Avoiding over-preparation requires awareness, restraint, and a thoughtful approach to planning. Teall makes clear that good preparation is purposeful—not excessive.
Teall describes over-preparation as the moment when practice no longer builds skill but begins to drain it. “Being over-prepared is when you have practiced too much and your riding becomes rote,” he writes. The performance that results “lacks spark and energy” and “lacks brilliance.” A round that should feel alive instead becomes automatic, with neither horse nor rider showing the freshness that good riding requires.
Horses suffer from this problem as much as riders do. Teall notes that it is “not at all uncommon to see horses knocking down jumps because they’re bored or sore.” Excessive drilling at home can leave a horse physically tired or mentally dull, unable to produce its best effort in competition.
Over-preparation doesn’t reflect a lack of effort—only that the effort has gone too far.
One of Teall’s clearest points is that riders only get “so many breakthrough rounds where everything is exactly right.” These rounds are limited, and a rider who uses them up during schooling leaves fewer available for the moments that matter.

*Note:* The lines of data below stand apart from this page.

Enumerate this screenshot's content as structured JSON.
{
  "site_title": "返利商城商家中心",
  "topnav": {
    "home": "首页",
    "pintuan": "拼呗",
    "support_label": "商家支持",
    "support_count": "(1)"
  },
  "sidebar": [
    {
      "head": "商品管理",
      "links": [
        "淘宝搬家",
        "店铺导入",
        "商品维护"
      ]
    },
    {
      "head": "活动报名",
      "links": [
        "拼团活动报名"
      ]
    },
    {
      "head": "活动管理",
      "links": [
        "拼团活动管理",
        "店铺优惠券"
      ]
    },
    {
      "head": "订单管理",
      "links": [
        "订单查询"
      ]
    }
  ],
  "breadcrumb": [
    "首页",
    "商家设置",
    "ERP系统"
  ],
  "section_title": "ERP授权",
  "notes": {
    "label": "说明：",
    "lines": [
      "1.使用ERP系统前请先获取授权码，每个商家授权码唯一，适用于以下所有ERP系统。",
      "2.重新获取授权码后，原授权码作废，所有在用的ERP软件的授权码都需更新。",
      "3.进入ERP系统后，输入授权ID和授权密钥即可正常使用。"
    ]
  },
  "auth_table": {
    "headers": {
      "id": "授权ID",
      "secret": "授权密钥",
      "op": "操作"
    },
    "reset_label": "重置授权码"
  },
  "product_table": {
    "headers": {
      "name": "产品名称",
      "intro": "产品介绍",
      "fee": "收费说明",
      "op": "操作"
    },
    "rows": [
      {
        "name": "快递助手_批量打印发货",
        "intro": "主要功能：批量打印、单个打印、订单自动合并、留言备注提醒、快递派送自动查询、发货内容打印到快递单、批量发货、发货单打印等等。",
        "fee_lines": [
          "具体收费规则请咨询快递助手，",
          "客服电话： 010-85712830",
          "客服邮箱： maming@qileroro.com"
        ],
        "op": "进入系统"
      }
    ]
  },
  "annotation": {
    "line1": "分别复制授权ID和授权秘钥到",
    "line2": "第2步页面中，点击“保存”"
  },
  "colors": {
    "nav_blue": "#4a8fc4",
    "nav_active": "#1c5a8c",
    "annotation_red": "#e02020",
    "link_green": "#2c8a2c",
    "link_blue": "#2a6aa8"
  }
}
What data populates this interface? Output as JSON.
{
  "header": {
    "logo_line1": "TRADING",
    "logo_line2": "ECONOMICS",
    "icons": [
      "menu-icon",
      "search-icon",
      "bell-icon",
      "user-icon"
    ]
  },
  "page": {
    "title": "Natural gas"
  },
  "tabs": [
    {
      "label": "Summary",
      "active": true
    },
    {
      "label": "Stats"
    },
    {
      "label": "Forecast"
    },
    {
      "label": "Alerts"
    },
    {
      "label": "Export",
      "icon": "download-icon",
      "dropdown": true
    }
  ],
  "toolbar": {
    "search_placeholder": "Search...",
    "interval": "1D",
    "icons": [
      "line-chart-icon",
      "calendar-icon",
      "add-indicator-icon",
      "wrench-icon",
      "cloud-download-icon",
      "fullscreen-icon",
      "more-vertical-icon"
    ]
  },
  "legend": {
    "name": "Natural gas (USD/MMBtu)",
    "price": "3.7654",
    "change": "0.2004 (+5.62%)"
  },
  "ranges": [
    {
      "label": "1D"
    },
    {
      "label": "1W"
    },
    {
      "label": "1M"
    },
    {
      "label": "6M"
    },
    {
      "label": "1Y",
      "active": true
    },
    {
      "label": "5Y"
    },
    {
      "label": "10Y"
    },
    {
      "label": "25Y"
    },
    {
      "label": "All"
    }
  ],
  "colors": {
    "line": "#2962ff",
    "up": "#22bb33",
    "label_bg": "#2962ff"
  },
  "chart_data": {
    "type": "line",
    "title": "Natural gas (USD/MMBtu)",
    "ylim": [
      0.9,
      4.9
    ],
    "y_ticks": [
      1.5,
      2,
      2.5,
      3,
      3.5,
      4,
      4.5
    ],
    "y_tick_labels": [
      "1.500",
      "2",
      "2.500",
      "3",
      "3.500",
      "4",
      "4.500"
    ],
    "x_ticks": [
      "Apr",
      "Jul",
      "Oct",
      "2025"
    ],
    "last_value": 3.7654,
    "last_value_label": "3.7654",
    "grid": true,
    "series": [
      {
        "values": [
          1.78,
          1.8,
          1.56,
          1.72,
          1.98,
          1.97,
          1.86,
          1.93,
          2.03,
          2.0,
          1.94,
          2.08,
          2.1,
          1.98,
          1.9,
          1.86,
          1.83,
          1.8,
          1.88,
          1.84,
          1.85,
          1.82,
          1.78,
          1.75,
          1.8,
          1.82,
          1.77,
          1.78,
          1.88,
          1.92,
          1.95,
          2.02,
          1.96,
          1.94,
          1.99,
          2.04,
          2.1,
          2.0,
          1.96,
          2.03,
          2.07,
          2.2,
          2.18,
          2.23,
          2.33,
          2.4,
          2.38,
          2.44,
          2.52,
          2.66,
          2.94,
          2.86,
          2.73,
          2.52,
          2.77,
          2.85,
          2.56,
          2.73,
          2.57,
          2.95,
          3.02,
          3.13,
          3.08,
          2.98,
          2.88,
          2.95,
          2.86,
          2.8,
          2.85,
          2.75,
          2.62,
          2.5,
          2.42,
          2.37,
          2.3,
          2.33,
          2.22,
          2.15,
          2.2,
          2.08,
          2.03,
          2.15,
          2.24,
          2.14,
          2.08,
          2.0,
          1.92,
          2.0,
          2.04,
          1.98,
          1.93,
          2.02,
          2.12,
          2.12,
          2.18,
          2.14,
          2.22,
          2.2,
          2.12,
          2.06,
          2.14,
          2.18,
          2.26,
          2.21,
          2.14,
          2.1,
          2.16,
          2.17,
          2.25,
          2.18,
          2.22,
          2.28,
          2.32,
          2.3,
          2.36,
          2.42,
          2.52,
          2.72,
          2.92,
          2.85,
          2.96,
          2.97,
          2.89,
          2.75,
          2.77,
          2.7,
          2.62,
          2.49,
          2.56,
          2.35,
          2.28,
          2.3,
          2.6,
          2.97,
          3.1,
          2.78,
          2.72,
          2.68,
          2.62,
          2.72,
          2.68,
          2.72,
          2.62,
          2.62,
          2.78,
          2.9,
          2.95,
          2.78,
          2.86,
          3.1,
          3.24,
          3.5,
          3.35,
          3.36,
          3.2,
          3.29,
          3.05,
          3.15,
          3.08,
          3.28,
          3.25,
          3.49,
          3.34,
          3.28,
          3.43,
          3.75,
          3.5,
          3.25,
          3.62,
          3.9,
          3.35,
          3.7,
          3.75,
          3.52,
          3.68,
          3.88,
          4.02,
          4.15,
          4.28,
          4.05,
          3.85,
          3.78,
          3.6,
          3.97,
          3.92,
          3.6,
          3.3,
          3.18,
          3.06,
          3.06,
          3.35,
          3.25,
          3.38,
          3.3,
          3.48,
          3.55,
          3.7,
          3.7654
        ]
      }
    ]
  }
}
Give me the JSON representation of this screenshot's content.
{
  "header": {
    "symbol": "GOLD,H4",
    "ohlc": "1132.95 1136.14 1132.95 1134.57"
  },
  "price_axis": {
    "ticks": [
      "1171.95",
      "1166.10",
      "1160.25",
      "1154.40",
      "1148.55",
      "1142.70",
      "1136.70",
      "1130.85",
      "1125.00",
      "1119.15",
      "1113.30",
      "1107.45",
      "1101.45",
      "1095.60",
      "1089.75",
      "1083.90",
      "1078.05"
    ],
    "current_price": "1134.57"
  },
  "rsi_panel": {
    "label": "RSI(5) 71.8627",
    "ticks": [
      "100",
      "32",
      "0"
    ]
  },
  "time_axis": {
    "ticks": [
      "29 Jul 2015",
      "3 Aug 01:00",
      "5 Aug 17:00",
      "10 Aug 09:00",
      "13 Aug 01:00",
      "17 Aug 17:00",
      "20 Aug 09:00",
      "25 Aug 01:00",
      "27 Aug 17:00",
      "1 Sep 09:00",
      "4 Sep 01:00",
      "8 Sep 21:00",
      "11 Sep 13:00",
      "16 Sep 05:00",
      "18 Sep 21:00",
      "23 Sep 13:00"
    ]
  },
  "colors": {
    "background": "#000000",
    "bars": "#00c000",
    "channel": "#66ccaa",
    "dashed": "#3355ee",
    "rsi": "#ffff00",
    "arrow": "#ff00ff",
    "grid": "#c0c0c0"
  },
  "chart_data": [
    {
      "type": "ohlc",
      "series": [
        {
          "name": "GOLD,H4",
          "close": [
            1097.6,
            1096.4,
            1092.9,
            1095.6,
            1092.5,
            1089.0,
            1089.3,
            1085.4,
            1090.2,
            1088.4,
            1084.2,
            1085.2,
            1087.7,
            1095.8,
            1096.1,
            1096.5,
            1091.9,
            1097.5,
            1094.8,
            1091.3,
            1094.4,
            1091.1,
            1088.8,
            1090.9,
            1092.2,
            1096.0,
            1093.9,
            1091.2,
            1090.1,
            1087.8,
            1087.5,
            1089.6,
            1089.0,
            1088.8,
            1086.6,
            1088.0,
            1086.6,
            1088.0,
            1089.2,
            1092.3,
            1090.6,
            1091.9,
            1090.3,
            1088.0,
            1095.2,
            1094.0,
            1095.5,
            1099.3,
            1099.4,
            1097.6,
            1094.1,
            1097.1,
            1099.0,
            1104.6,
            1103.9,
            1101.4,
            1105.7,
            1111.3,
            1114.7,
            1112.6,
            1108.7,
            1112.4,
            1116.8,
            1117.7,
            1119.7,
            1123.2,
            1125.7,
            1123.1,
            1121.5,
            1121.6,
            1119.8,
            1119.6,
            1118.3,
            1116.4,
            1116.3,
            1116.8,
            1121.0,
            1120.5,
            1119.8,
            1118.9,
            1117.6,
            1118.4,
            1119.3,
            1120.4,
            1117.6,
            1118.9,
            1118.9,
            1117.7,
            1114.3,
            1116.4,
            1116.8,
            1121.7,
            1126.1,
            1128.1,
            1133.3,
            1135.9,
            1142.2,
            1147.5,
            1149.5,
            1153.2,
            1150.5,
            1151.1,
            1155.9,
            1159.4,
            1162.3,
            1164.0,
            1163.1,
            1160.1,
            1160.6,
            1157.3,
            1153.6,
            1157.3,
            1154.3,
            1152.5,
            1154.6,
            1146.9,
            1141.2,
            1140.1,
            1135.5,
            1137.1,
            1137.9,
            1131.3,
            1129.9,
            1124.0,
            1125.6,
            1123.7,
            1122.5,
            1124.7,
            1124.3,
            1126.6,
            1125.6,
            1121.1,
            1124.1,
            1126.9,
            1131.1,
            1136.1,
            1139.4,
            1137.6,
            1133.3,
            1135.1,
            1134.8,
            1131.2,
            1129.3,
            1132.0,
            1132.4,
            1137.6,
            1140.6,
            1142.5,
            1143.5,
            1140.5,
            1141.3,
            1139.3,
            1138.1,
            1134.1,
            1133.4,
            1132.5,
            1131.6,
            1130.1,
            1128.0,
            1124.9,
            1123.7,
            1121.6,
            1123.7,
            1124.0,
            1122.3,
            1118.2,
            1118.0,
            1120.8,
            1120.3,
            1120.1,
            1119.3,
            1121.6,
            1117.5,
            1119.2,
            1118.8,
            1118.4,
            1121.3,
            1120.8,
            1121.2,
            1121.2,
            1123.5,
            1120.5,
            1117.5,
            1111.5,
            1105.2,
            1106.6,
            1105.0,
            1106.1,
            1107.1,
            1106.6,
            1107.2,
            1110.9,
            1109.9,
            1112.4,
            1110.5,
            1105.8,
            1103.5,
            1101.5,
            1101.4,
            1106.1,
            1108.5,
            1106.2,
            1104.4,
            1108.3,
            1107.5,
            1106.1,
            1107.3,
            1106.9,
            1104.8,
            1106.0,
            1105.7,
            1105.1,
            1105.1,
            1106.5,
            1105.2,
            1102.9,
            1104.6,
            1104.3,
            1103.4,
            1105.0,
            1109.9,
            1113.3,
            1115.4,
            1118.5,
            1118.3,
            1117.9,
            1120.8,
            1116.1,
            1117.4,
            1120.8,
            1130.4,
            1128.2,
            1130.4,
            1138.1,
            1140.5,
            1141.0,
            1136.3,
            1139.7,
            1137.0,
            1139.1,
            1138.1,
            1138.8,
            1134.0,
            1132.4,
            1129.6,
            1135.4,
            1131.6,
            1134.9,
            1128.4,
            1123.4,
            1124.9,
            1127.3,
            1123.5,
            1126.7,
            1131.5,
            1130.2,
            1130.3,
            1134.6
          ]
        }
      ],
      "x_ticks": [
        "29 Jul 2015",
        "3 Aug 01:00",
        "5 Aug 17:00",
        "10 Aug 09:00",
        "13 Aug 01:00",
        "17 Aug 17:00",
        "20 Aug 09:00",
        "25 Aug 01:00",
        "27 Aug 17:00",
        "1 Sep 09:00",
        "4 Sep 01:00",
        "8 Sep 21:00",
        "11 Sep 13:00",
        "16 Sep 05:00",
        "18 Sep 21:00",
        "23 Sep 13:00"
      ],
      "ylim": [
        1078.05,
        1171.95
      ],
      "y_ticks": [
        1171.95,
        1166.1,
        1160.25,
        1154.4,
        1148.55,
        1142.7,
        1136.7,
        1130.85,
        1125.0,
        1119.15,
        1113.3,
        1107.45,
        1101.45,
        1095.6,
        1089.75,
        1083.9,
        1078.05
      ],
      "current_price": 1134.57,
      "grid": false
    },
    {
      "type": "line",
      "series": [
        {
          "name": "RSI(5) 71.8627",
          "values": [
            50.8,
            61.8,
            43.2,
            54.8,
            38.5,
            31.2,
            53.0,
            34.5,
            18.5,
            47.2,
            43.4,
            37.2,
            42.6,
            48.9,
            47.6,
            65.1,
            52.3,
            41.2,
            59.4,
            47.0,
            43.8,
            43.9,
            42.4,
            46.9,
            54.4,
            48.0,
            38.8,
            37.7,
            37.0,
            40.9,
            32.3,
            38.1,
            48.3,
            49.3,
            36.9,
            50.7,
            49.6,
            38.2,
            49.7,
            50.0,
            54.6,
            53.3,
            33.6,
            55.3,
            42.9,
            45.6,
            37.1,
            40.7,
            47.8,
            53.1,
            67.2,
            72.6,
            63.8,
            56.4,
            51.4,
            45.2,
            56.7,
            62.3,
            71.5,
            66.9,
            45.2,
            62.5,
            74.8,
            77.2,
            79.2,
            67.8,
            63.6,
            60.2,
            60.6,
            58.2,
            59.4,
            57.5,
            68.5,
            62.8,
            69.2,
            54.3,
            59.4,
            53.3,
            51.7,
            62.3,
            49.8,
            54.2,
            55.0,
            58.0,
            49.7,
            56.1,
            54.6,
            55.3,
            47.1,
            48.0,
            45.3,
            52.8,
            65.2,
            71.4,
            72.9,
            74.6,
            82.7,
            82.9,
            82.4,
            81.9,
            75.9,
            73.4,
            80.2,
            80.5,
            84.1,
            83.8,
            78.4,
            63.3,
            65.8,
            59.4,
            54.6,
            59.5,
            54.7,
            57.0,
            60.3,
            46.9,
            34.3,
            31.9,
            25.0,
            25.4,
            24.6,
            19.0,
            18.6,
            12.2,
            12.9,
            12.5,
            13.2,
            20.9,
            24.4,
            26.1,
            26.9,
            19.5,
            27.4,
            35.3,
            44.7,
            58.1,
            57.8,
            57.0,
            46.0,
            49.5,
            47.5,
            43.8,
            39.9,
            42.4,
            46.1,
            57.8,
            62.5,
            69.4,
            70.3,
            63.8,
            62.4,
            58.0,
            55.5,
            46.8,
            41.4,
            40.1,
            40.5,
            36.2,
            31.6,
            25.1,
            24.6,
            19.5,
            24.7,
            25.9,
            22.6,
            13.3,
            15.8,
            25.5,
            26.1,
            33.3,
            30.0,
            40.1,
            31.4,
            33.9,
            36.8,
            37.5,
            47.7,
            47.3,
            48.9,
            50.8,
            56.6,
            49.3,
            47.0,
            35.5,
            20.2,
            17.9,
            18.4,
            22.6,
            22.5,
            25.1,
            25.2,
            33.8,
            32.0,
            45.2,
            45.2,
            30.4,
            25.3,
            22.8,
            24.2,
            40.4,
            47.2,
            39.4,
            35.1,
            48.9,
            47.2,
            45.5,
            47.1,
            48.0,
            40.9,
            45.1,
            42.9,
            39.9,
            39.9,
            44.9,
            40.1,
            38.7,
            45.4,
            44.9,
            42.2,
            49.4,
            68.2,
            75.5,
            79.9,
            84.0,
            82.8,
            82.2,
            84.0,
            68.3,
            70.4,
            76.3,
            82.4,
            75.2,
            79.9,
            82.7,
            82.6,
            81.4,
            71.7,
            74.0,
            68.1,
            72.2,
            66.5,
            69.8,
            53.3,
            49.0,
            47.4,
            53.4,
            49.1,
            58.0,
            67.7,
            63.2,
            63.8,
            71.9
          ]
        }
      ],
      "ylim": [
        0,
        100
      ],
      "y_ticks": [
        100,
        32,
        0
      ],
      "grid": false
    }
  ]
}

For this reason, Teall cautions riders not to chase perfect rounds at home. The goal in practice is to improve individual skills, not to achieve show-ring brilliance before the show even begins. When riders push for that feeling repeatedly, they often achieve it only to find that they have peaked too early. By the time they arrive at the competition, the freshness that produced those excellent rounds has faded.
Teall’s perspective reframes preparation from “doing more” to “doing what supports long-term progress.”
The most productive preparation, according to Teall, comes from breaking down the pieces of a course and practicing them individually. Rather than repeating full rounds, riders should work on the specific skills they will need in the ring, like straight lines, turns, diagonals, broken lines, or the questions found in Handy classes. This keeps the schooling thoughtful and controlled rather than repetitive.
This approach also protects the horse. When riders limit how many times they school full courses, they reduce unnecessary pounding and the mental fatigue that comes from drilling the same questions repeatedly. The horse stays interested, responsive, and ready to rise to the occasion.
Purposeful practice allows both horse and rider to arrive at a show prepared, not depleted.